Having a bad moveset substantially increases the attackers' power ratings, but obviously doesn't have much of an impact on time. Dragonite and Rhydon aren't too much hampered by having Steel Wing and Rock Smash, respectively - they compare similarly to the tier 3.5 defenders. Tyranitar and Gyarados, on the other hand, suffer greatly from having Bite.

A Quick Note on Dodging

Please keep in mind that all of these graphs were generated using the dodge specials PRO attacking strategy on Pokebattler, in which the attacker only dodges the defender's charge moves and uses its own charge moves at the earliest possible opportunity. This strategy negatively impacts the performance of some defenders more than others.

Pokemon with weak quick moves, such as Vaporeon, are substantially hurt by this strategy, because most of their damage output comes from their specials. Conversely, this strategy helps Pokemon with strong quick moves, such as Espeon, Exeggutor, and Ampharos. In a real-world context, most players will dodge moves such as Confusion and Volt Switch, but not moves such as Water Gun or Bite.
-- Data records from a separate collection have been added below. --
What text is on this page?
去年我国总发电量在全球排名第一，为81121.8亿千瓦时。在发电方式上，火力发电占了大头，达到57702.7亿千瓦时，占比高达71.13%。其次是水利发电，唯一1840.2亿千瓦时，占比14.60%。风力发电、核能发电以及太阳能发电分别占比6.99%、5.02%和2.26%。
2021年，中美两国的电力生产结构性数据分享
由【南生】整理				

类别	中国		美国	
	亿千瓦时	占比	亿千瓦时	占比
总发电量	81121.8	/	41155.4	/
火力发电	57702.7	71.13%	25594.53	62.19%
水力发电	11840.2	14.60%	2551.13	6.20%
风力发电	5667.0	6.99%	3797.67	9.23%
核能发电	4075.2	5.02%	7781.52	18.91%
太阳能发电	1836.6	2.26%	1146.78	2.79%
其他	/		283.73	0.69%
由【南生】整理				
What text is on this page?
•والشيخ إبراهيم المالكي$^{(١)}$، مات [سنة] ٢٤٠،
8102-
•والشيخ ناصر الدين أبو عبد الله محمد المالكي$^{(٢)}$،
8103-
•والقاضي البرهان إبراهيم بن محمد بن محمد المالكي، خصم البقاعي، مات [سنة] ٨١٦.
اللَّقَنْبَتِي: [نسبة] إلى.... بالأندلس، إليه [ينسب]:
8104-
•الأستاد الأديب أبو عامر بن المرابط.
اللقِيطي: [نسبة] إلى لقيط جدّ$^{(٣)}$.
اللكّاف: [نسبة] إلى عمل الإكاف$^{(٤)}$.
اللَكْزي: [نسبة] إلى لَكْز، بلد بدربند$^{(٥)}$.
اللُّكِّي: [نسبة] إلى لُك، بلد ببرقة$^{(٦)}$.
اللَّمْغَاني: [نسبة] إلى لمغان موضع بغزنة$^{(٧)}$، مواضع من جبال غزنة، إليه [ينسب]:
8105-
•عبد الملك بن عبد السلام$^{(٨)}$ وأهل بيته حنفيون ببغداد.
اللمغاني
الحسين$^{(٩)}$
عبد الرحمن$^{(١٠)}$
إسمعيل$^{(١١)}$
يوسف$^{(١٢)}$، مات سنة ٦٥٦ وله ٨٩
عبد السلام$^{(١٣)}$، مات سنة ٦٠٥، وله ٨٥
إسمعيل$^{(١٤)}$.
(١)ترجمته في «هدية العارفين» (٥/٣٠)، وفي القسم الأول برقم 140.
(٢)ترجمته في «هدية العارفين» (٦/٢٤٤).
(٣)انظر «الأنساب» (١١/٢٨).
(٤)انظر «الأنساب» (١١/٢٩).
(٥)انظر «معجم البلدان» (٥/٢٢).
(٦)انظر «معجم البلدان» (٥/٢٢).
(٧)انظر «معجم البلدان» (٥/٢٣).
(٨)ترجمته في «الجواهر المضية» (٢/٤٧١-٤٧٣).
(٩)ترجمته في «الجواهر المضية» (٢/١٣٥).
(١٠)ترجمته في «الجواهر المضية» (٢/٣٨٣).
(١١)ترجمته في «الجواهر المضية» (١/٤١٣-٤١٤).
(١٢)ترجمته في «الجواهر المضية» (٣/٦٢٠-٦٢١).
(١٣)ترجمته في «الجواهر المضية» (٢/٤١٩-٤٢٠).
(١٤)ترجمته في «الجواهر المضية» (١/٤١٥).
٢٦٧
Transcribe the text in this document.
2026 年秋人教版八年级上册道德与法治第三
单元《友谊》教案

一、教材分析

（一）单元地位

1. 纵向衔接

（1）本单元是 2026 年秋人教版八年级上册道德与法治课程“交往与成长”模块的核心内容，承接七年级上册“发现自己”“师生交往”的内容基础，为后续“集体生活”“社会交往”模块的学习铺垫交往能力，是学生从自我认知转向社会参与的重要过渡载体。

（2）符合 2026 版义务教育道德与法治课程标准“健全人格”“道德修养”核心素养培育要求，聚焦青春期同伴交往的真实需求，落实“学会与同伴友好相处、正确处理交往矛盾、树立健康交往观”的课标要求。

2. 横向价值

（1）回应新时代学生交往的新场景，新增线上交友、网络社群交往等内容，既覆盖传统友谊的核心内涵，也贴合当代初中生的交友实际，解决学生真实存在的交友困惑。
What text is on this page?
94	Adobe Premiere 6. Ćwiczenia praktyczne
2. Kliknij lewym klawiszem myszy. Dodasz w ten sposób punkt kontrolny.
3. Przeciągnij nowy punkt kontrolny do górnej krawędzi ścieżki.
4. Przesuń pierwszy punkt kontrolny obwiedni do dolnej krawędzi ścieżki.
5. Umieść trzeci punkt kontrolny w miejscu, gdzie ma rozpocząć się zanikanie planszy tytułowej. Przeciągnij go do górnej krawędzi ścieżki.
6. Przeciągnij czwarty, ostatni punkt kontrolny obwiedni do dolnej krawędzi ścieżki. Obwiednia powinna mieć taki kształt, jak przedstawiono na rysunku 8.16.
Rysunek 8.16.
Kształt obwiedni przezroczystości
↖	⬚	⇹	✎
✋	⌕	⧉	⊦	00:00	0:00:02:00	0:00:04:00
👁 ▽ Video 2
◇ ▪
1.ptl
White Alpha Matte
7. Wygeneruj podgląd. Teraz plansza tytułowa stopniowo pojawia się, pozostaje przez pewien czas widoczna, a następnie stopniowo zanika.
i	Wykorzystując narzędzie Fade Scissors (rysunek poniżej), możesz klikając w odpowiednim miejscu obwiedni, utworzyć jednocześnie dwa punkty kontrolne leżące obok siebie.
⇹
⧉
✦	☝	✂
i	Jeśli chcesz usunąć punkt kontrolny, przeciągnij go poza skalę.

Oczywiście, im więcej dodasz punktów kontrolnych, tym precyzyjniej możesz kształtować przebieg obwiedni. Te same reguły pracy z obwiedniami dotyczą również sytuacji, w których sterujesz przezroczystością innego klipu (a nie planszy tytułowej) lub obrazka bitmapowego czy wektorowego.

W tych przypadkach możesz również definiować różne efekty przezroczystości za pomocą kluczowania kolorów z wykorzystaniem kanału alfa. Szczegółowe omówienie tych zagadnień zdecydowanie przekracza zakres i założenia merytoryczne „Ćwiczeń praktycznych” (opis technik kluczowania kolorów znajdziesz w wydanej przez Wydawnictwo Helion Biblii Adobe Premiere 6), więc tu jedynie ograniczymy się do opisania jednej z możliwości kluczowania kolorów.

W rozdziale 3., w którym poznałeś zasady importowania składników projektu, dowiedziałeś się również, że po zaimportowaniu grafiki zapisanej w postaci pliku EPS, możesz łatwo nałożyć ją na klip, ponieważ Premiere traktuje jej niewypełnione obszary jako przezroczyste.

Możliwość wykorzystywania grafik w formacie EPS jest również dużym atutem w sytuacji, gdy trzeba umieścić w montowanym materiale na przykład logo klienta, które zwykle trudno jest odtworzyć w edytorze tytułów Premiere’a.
However, it's worth pointing out that by forcing the attacker to dodge quick moves, the attacker has more opportunities to miss a dodge and may be more cautious about spamming attacks, thus prolonging battles.


Whether a defender has a good moveset or a bad moveset is not going to deter another player from attacking a gym, nor will placing a Slowbro instead of a Gyarados or something similar. But that's not to say that defender moveset has no value at all - a good moveset may cost the attacker more healing items, which can make a difference in areas with low Pokestop density. In gyms fortified by a handful of Blissey, good defender movesets may be the difference between a permitting a full clear and forcing a premature exit, thereby costing attackers time.

Ultimately, in the current gym climate there are few true deterrents. A gym loaded with Blissey and Snorlax can stave off the faint of heart, but the most effective deterrents are not Pokemon at all: good location and promptness in reclaiming a taken gym.